Затем я почувствовал потребность в сочувствии и серьезных, сложных словах, со мной всегда так, когда я немного выпью:

— Говорю тебе, это свинцовые времена, особенно для писателей.

Она ничего не ответила. Я вздохнул, готовясь продолжить это совершенное эссе, но не вышло, ей было неинтересно, что об этом думает М. П., и она нервно собирала пустые бутылки. Я знал, что настало время уходить. Сценарий мог одновременно развиваться в нескольких направлениях, к примеру, мы могли сделать то же, что Джефф и Джейн, но просто это был не тот фильм, даже не бледная его копия. Мы были… к черту, кто меня вообще спрашивает, кем мы были. В конце концов, остается только сценарий, и в нем все может развиваться так, как я хочу, а не так, как это было на самом деле. Заблуждаешься, — ответил я сам себе, ни то, ни другое не известно. Все развивается так, как того хочет сама история. Ты здесь более или менее плохо выбранный посредник ее осуществления.

— Я знаю один маленький фокус, — произнесла она, — считаю до трех — ты исчезаешь.

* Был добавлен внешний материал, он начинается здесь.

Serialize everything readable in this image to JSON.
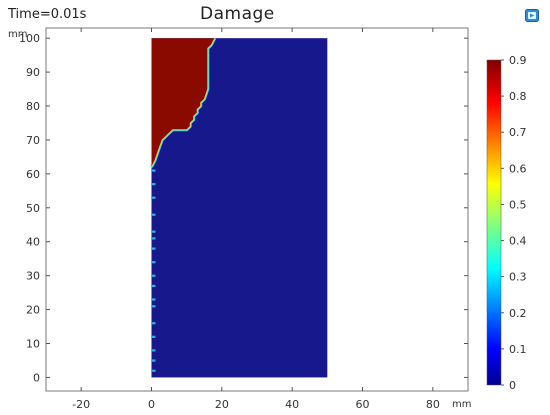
{
  "header": {
    "time_label": "Time=0.01s",
    "plot_title": "Damage"
  },
  "toolbar": {
    "icon": "screen-capture-icon"
  },
  "colors": {
    "damaged": "#8a0a00",
    "undamaged": "#17188c",
    "front_cyan": "#3bd7ee",
    "front_yellow": "#f4e23a"
  },
  "chart_data": {
    "type": "heatmap",
    "title": "Damage",
    "xlabel": "",
    "ylabel": "",
    "x_unit": "mm",
    "y_unit": "mm",
    "xlim": [
      -30,
      90
    ],
    "ylim": [
      -4,
      103
    ],
    "x_ticks": [
      -20,
      0,
      20,
      40,
      60,
      80
    ],
    "y_ticks": [
      0,
      10,
      20,
      30,
      40,
      50,
      60,
      70,
      80,
      90,
      100
    ],
    "domain": {
      "x": [
        0,
        50
      ],
      "y": [
        0,
        100
      ]
    },
    "damaged_region_boundary": [
      [
        0,
        100
      ],
      [
        18,
        100
      ],
      [
        17,
        98
      ],
      [
        16,
        97
      ],
      [
        16,
        85
      ],
      [
        15,
        82
      ],
      [
        14,
        81
      ],
      [
        14,
        80
      ],
      [
        13,
        79
      ],
      [
        13,
        78
      ],
      [
        12,
        77
      ],
      [
        12,
        76
      ],
      [
        11,
        75
      ],
      [
        11,
        74
      ],
      [
        10,
        73
      ],
      [
        6,
        73
      ],
      [
        5,
        72
      ],
      [
        4,
        71
      ],
      [
        3,
        70
      ],
      [
        2,
        67
      ],
      [
        1,
        64
      ],
      [
        0,
        62
      ]
    ],
    "damaged_value": 0.9,
    "undamaged_value": 0,
    "colorbar": {
      "min": 0,
      "max": 0.9,
      "ticks": [
        0,
        0.1,
        0.2,
        0.3,
        0.4,
        0.5,
        0.6,
        0.7,
        0.8,
        0.9
      ],
      "colormap": "jet"
    }
  }
}
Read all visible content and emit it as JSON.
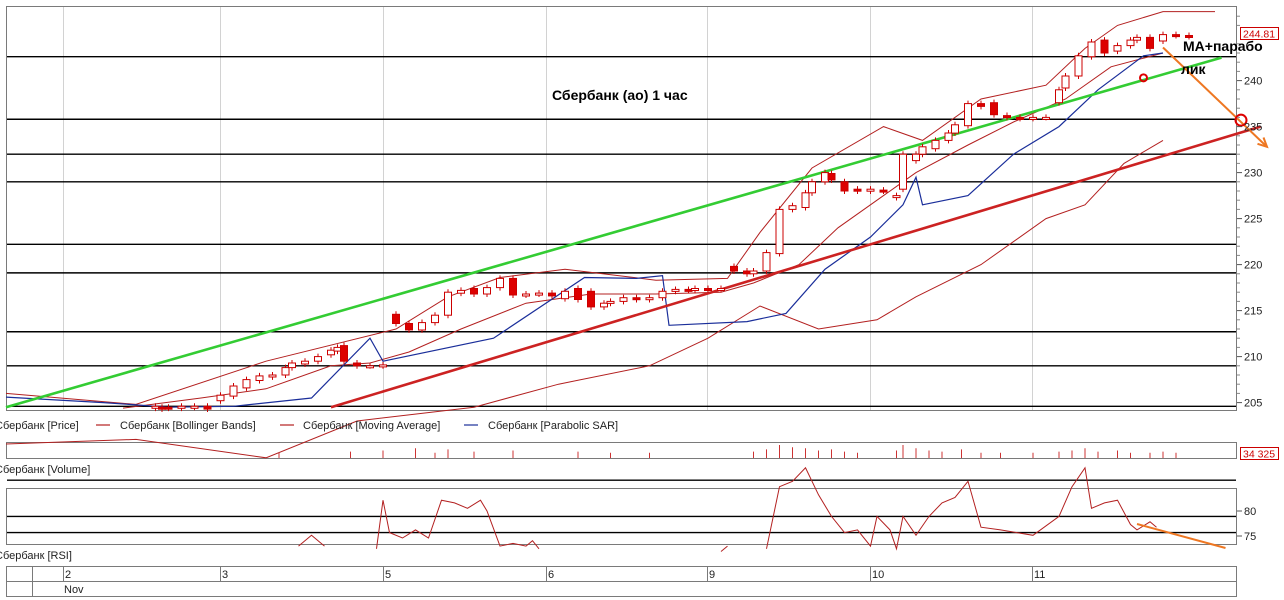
{
  "chart_data": {
    "type": "line",
    "title": "Сбербанк (ао)   1 час",
    "annotation": "МА+парабо лик",
    "price_axis": {
      "ylim": [
        204,
        249
      ],
      "ticks": [
        205,
        210,
        215,
        220,
        225,
        230,
        235,
        240
      ]
    },
    "last_price_label": "244.81",
    "volume_label": "34 325",
    "rsi_axis": {
      "ticks": [
        75,
        80
      ]
    },
    "date_axis": {
      "ticks": [
        "2",
        "3",
        "5",
        "6",
        "9",
        "10",
        "11"
      ],
      "month": "Nov"
    },
    "legend": [
      {
        "name": "Сбербанк [Price]",
        "color": "#cc0000"
      },
      {
        "name": "Сбербанк [Bollinger Bands]",
        "color": "#b32020"
      },
      {
        "name": "Сбербанк [Moving Average]",
        "color": "#b32020"
      },
      {
        "name": "Сбербанк [Parabolic SAR]",
        "color": "#1a2e9a"
      }
    ],
    "volume_legend": "Сбербанк [Volume]",
    "rsi_legend": "Сбербанк [RSI]",
    "horizontal_levels": [
      204.6,
      209,
      212.7,
      219.1,
      222.2,
      229,
      232,
      235.8,
      242.6
    ],
    "trendlines": [
      {
        "color": "#33cc33",
        "points": [
          [
            0,
            204.5
          ],
          [
            187,
            242.5
          ]
        ]
      },
      {
        "color": "#cc2222",
        "points": [
          [
            50,
            204.5
          ],
          [
            193,
            235
          ]
        ]
      }
    ],
    "forecast_arrows": [
      {
        "color": "#ee7722",
        "from": [
          178,
          243.6
        ],
        "to": [
          194,
          232.8
        ]
      },
      {
        "color": "#ee7722",
        "from": [
          174,
          75.2
        ],
        "to": [
          187,
          72
        ]
      }
    ],
    "circles": [
      [
        190,
        235.7
      ],
      [
        175,
        240.3
      ]
    ],
    "candles": [
      {
        "x": 23,
        "o": 204.4,
        "c": 204.6
      },
      {
        "x": 24,
        "o": 204.5,
        "c": 204.3
      },
      {
        "x": 25,
        "o": 204.5,
        "c": 204.4
      },
      {
        "x": 27,
        "o": 204.4,
        "c": 204.6
      },
      {
        "x": 29,
        "o": 204.5,
        "c": 204.6
      },
      {
        "x": 31,
        "o": 204.6,
        "c": 204.3
      },
      {
        "x": 33,
        "o": 205.2,
        "c": 205.8
      },
      {
        "x": 35,
        "o": 205.7,
        "c": 206.8
      },
      {
        "x": 37,
        "o": 206.6,
        "c": 207.5
      },
      {
        "x": 39,
        "o": 207.4,
        "c": 207.9
      },
      {
        "x": 41,
        "o": 207.8,
        "c": 208.0
      },
      {
        "x": 43,
        "o": 208.0,
        "c": 208.8
      },
      {
        "x": 44,
        "o": 208.8,
        "c": 209.3
      },
      {
        "x": 46,
        "o": 209.2,
        "c": 209.5
      },
      {
        "x": 48,
        "o": 209.5,
        "c": 210.0
      },
      {
        "x": 50,
        "o": 210.2,
        "c": 210.7
      },
      {
        "x": 51,
        "o": 210.6,
        "c": 211.0
      },
      {
        "x": 52,
        "o": 211.2,
        "c": 209.5
      },
      {
        "x": 54,
        "o": 209.3,
        "c": 209.0
      },
      {
        "x": 56,
        "o": 209.0,
        "c": 209.0
      },
      {
        "x": 58,
        "o": 209.0,
        "c": 209.1
      },
      {
        "x": 60,
        "o": 214.6,
        "c": 213.6
      },
      {
        "x": 62,
        "o": 213.6,
        "c": 212.9
      },
      {
        "x": 64,
        "o": 212.9,
        "c": 213.7
      },
      {
        "x": 66,
        "o": 213.7,
        "c": 214.5
      },
      {
        "x": 68,
        "o": 214.5,
        "c": 217.0
      },
      {
        "x": 70,
        "o": 216.9,
        "c": 217.2
      },
      {
        "x": 72,
        "o": 217.4,
        "c": 216.8
      },
      {
        "x": 74,
        "o": 216.8,
        "c": 217.5
      },
      {
        "x": 76,
        "o": 217.5,
        "c": 218.5
      },
      {
        "x": 78,
        "o": 218.5,
        "c": 216.7
      },
      {
        "x": 80,
        "o": 216.7,
        "c": 216.8
      },
      {
        "x": 82,
        "o": 216.8,
        "c": 216.9
      },
      {
        "x": 84,
        "o": 216.9,
        "c": 216.6
      },
      {
        "x": 86,
        "o": 216.3,
        "c": 217.1
      },
      {
        "x": 88,
        "o": 217.4,
        "c": 216.2
      },
      {
        "x": 90,
        "o": 217.1,
        "c": 215.4
      },
      {
        "x": 92,
        "o": 215.4,
        "c": 215.8
      },
      {
        "x": 93,
        "o": 215.8,
        "c": 216.0
      },
      {
        "x": 95,
        "o": 216.0,
        "c": 216.4
      },
      {
        "x": 97,
        "o": 216.4,
        "c": 216.2
      },
      {
        "x": 99,
        "o": 216.2,
        "c": 216.4
      },
      {
        "x": 101,
        "o": 216.4,
        "c": 217.1
      },
      {
        "x": 103,
        "o": 217.1,
        "c": 217.3
      },
      {
        "x": 105,
        "o": 217.3,
        "c": 217.2
      },
      {
        "x": 106,
        "o": 217.2,
        "c": 217.4
      },
      {
        "x": 108,
        "o": 217.4,
        "c": 217.3
      },
      {
        "x": 110,
        "o": 217.3,
        "c": 217.4
      },
      {
        "x": 112,
        "o": 219.8,
        "c": 219.3
      },
      {
        "x": 114,
        "o": 219.3,
        "c": 219.0
      },
      {
        "x": 115,
        "o": 219.0,
        "c": 219.3
      },
      {
        "x": 117,
        "o": 219.3,
        "c": 221.3
      },
      {
        "x": 119,
        "o": 221.2,
        "c": 226.0
      },
      {
        "x": 121,
        "o": 226.0,
        "c": 226.4
      },
      {
        "x": 123,
        "o": 226.2,
        "c": 227.8
      },
      {
        "x": 124,
        "o": 227.8,
        "c": 229.0
      },
      {
        "x": 126,
        "o": 229.0,
        "c": 230.0
      },
      {
        "x": 127,
        "o": 229.9,
        "c": 229.2
      },
      {
        "x": 129,
        "o": 229.0,
        "c": 228.0
      },
      {
        "x": 131,
        "o": 228.2,
        "c": 228.0
      },
      {
        "x": 133,
        "o": 228.0,
        "c": 228.2
      },
      {
        "x": 135,
        "o": 228.1,
        "c": 228.0
      },
      {
        "x": 137,
        "o": 227.3,
        "c": 227.5
      },
      {
        "x": 138,
        "o": 228.2,
        "c": 232.0
      },
      {
        "x": 140,
        "o": 231.3,
        "c": 232.0
      },
      {
        "x": 141,
        "o": 232.0,
        "c": 232.8
      },
      {
        "x": 143,
        "o": 232.6,
        "c": 233.5
      },
      {
        "x": 145,
        "o": 233.5,
        "c": 234.3
      },
      {
        "x": 146,
        "o": 234.3,
        "c": 235.2
      },
      {
        "x": 148,
        "o": 235.1,
        "c": 237.5
      },
      {
        "x": 150,
        "o": 237.5,
        "c": 237.2
      },
      {
        "x": 152,
        "o": 237.6,
        "c": 236.3
      },
      {
        "x": 154,
        "o": 236.2,
        "c": 236.0
      },
      {
        "x": 156,
        "o": 236.0,
        "c": 235.9
      },
      {
        "x": 158,
        "o": 235.9,
        "c": 236.0
      },
      {
        "x": 160,
        "o": 236.0,
        "c": 236.0
      },
      {
        "x": 162,
        "o": 237.6,
        "c": 239.0
      },
      {
        "x": 163,
        "o": 239.2,
        "c": 240.5
      },
      {
        "x": 165,
        "o": 240.5,
        "c": 242.7
      },
      {
        "x": 167,
        "o": 242.6,
        "c": 244.2
      },
      {
        "x": 169,
        "o": 244.4,
        "c": 243.0
      },
      {
        "x": 171,
        "o": 243.2,
        "c": 243.8
      },
      {
        "x": 173,
        "o": 243.8,
        "c": 244.4
      },
      {
        "x": 174,
        "o": 244.4,
        "c": 244.7
      },
      {
        "x": 176,
        "o": 244.7,
        "c": 243.5
      },
      {
        "x": 178,
        "o": 244.3,
        "c": 245.0
      },
      {
        "x": 180,
        "o": 245.0,
        "c": 244.9
      },
      {
        "x": 182,
        "o": 244.9,
        "c": 244.8
      }
    ],
    "bollinger_upper": [
      [
        0,
        206
      ],
      [
        20,
        204.8
      ],
      [
        40,
        209.5
      ],
      [
        60,
        213
      ],
      [
        68,
        216.5
      ],
      [
        76,
        218.6
      ],
      [
        86,
        219.5
      ],
      [
        100,
        218.3
      ],
      [
        111,
        218.5
      ],
      [
        116,
        223.5
      ],
      [
        124,
        230.5
      ],
      [
        135,
        235
      ],
      [
        141,
        233.5
      ],
      [
        150,
        238
      ],
      [
        160,
        239.5
      ],
      [
        166,
        243.5
      ],
      [
        171,
        246
      ],
      [
        178,
        247.5
      ],
      [
        186,
        247.5
      ]
    ],
    "bollinger_lower": [
      [
        0,
        200.5
      ],
      [
        20,
        201
      ],
      [
        40,
        199
      ],
      [
        54,
        203
      ],
      [
        72,
        204.5
      ],
      [
        85,
        207
      ],
      [
        99,
        209
      ],
      [
        108,
        212
      ],
      [
        116,
        215.5
      ],
      [
        125,
        213
      ],
      [
        134,
        214
      ],
      [
        140,
        216.5
      ],
      [
        150,
        220
      ],
      [
        160,
        225
      ],
      [
        166,
        226.5
      ],
      [
        172,
        231
      ],
      [
        178,
        233.5
      ]
    ],
    "moving_average": [
      [
        18,
        204.4
      ],
      [
        30,
        205.5
      ],
      [
        40,
        206.5
      ],
      [
        50,
        209
      ],
      [
        56,
        209.3
      ],
      [
        62,
        210.5
      ],
      [
        70,
        213
      ],
      [
        80,
        215.8
      ],
      [
        90,
        216.8
      ],
      [
        100,
        216.8
      ],
      [
        110,
        217
      ],
      [
        115,
        218
      ],
      [
        122,
        220
      ],
      [
        128,
        224
      ],
      [
        134,
        227
      ],
      [
        140,
        230
      ],
      [
        148,
        233
      ],
      [
        155,
        235.5
      ],
      [
        163,
        238
      ],
      [
        170,
        241.5
      ],
      [
        178,
        243
      ]
    ],
    "parabolic_sar": [
      [
        0,
        205.6
      ],
      [
        15,
        205
      ],
      [
        25,
        204.5
      ],
      [
        35,
        204.6
      ],
      [
        47,
        205.5
      ],
      [
        56,
        212
      ],
      [
        58,
        209.5
      ],
      [
        75,
        212
      ],
      [
        89,
        218.6
      ],
      [
        97,
        218.5
      ],
      [
        101,
        218.8
      ],
      [
        102,
        213.4
      ],
      [
        114,
        213.8
      ],
      [
        120,
        214.7
      ],
      [
        126,
        219.5
      ],
      [
        133,
        223
      ],
      [
        138,
        226.5
      ],
      [
        140,
        229.5
      ],
      [
        141,
        226.5
      ],
      [
        148,
        227.5
      ],
      [
        155,
        232
      ],
      [
        162,
        235
      ],
      [
        168,
        239
      ],
      [
        175,
        242.7
      ],
      [
        178,
        243
      ]
    ],
    "volume": [
      {
        "x": 42,
        "v": 0.3
      },
      {
        "x": 53,
        "v": 0.4
      },
      {
        "x": 58,
        "v": 0.5
      },
      {
        "x": 63,
        "v": 0.7
      },
      {
        "x": 66,
        "v": 0.3
      },
      {
        "x": 68,
        "v": 0.6
      },
      {
        "x": 72,
        "v": 0.4
      },
      {
        "x": 78,
        "v": 0.5
      },
      {
        "x": 88,
        "v": 0.4
      },
      {
        "x": 93,
        "v": 0.3
      },
      {
        "x": 99,
        "v": 0.3
      },
      {
        "x": 115,
        "v": 0.4
      },
      {
        "x": 117,
        "v": 0.6
      },
      {
        "x": 119,
        "v": 1.0
      },
      {
        "x": 121,
        "v": 0.8
      },
      {
        "x": 123,
        "v": 0.7
      },
      {
        "x": 125,
        "v": 0.5
      },
      {
        "x": 127,
        "v": 0.6
      },
      {
        "x": 129,
        "v": 0.4
      },
      {
        "x": 131,
        "v": 0.3
      },
      {
        "x": 137,
        "v": 0.5
      },
      {
        "x": 138,
        "v": 1.0
      },
      {
        "x": 140,
        "v": 0.7
      },
      {
        "x": 142,
        "v": 0.5
      },
      {
        "x": 144,
        "v": 0.4
      },
      {
        "x": 147,
        "v": 0.6
      },
      {
        "x": 150,
        "v": 0.3
      },
      {
        "x": 153,
        "v": 0.3
      },
      {
        "x": 158,
        "v": 0.3
      },
      {
        "x": 162,
        "v": 0.4
      },
      {
        "x": 164,
        "v": 0.5
      },
      {
        "x": 166,
        "v": 0.7
      },
      {
        "x": 168,
        "v": 0.4
      },
      {
        "x": 171,
        "v": 0.5
      },
      {
        "x": 173,
        "v": 0.3
      },
      {
        "x": 176,
        "v": 0.3
      },
      {
        "x": 178,
        "v": 0.4
      },
      {
        "x": 180,
        "v": 0.3
      }
    ],
    "rsi": [
      [
        [
          45,
          73.5
        ],
        [
          47,
          75.5
        ],
        [
          49,
          73.5
        ]
      ],
      [
        [
          57,
          73
        ],
        [
          58,
          82
        ],
        [
          59,
          76
        ],
        [
          61,
          75
        ],
        [
          63,
          76.5
        ],
        [
          65,
          75
        ],
        [
          67,
          82
        ],
        [
          69,
          81.5
        ],
        [
          71,
          80.5
        ],
        [
          73,
          82
        ],
        [
          74,
          80
        ],
        [
          76,
          73.5
        ],
        [
          78,
          74
        ],
        [
          80,
          73.5
        ],
        [
          81,
          74.5
        ],
        [
          82,
          73
        ]
      ],
      [
        [
          110,
          72.5
        ],
        [
          111,
          73.5
        ]
      ],
      [
        [
          117,
          73
        ],
        [
          119,
          84.5
        ],
        [
          121,
          85.5
        ],
        [
          123,
          88
        ],
        [
          125,
          83
        ],
        [
          127,
          79
        ],
        [
          129,
          76
        ],
        [
          131,
          76.5
        ],
        [
          133,
          73.5
        ],
        [
          134,
          79
        ],
        [
          136,
          76.5
        ],
        [
          137,
          73
        ],
        [
          138,
          79
        ],
        [
          140,
          75.5
        ],
        [
          142,
          79
        ],
        [
          144,
          81.5
        ],
        [
          146,
          82.5
        ],
        [
          148,
          85.5
        ],
        [
          150,
          77
        ],
        [
          153,
          76.5
        ],
        [
          158,
          75.5
        ],
        [
          162,
          79
        ],
        [
          164,
          84.5
        ],
        [
          166,
          88
        ],
        [
          167,
          80.5
        ],
        [
          169,
          81.5
        ],
        [
          171,
          82
        ],
        [
          173,
          77.5
        ],
        [
          174,
          76.5
        ],
        [
          176,
          78
        ],
        [
          177,
          77
        ]
      ]
    ]
  }
}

Я узнал фразу из фильма и улыбнулся.

— Раз: допей свой стакан.

Я выпил последний глоток.

— Два: мы победили еще один день. Надеюсь, ты забудешь все это как можно скорее.

— Я не пророк. Во всяком случае, мне было приятно.

— Три: прощай.

— Прощай, — сказал я и встал, как будто хочу уйти. Затем я вспомнил финальную реплику фильма и повторил ее, хотя и знал, что второй раз — это фарс, как, впрочем, думает и К. М. Ни разу не видел, чтобы у кого-то получалось.

Теперь улыбнулась она. Она стояла неподвижно посреди комнаты, я смотрел на нее, пытаясь припомнить хоть что-то осмысленное, но в таких вещах не бывает ничего осмысленного, мы запрограммированы в такие моменты вообще не думать, я подошел к ней и прикоснулся к ней губами, она продолжала стоять, не мигая и глядя на меня, я опустил руку на ее плечо, обнял, она разрешила моим пальцам скользнуть ниже; свое колено я вклинил между ее коленями, и так мы смотрели друг на друга целую вечность, я дьявольски возбудился, но потом все же решил уйти, и по сей день об этом жалею, она была совершенна, хотя и на четыре тысячи дней старше меня, а я был в возрасте Христа или Данте, как сказал бы Б. М. М., и что толку, что был, ведь я и дальше оставался всего лишь обычным непредприимчивым литературным психом, на которого действуют времена года. Поэтому я их и не люблю. Мы попрощались, и, наконец, я вышел на пустынную, грязную улицу, на которую давило липкое, слишком долгое лето. Клянусь, что никогда больше не напишу ни слова о женской литературе.

Наступило следующее утро. Немного тягостно, но без недосказанности, кроме, может, одной. Кому принадлежит Штукеля: Цеце, Аземине или Софии? Но какого черта меня все это волнует? Так или иначе, хорошо только Штукеле.